# Isa 59:21 and our canon



## T.A.G. (Mar 9, 2010)

Calvin as well as other men have said that this verse can be used to show that we can rest assure we have God's word and that we are not missing any of it, and that the remnant community always will have it etc.

Do you agree?

Can we rest assure that the books we have in the canon are the right ones and that we are not missing any (1 clement, Didache)?

Again I am asking only by this verse alone!

20(A) "And(B) a Redeemer will come to Zion,
to those in Jacob who turn from transgression," declares the LORD.

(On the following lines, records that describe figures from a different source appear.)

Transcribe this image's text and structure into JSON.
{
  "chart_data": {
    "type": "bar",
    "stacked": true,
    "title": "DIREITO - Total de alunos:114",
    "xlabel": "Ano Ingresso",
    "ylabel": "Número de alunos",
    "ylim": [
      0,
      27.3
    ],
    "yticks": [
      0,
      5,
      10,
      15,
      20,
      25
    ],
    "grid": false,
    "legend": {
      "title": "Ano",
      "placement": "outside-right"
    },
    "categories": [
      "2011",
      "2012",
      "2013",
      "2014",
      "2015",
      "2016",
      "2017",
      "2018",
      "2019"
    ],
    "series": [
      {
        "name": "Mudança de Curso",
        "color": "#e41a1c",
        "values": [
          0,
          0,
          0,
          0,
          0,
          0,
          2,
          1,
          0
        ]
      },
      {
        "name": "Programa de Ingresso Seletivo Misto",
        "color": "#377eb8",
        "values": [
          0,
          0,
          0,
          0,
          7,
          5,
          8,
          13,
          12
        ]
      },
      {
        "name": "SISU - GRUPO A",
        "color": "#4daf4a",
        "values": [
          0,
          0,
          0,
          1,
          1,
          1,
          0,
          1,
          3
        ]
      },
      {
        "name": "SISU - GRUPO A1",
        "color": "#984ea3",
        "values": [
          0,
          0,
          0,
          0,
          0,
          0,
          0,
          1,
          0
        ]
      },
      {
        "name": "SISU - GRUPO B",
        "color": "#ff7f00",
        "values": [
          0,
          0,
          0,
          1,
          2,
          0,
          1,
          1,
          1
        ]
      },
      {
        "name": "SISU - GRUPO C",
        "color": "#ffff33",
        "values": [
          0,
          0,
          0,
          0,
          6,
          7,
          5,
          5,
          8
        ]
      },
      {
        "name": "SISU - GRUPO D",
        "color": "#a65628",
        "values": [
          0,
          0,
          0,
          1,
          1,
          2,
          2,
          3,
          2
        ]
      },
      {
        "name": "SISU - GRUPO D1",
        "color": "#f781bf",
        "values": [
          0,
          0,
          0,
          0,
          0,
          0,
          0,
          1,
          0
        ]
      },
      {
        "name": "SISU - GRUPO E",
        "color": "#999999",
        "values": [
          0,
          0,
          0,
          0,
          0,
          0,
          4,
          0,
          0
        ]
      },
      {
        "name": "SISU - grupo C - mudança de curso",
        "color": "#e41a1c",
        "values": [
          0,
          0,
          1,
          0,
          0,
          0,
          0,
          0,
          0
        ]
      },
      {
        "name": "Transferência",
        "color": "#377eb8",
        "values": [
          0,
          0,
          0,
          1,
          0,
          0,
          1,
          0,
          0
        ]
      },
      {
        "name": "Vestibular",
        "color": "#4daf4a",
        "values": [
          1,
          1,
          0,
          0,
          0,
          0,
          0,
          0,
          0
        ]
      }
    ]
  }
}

21"And as for me,(C) this is my covenant with them," says the LORD: "My Spirit that is upon you,(D) and my words that I have put in your mouth, shall not depart out of your mouth, or out of the mouth of your offspring, or out of the mouth of your children’s offspring," says the LORD, "from this time forth and forevermore.


----------



## T.A.G. (Mar 11, 2010)

Any thoughts?


----------



## rbcbob (Mar 11, 2010)

Calvin comments 


> An exhortation may indeed be drawn from it, but the priority is due to the promise, which is to this effect, that the Lord will assist his Church, and will take care of it, so as never to allow it to be deprived of doctrine



He seems to be referring to doctrine. Did you take him to be referring to the preservation of the written word? Something else?


----------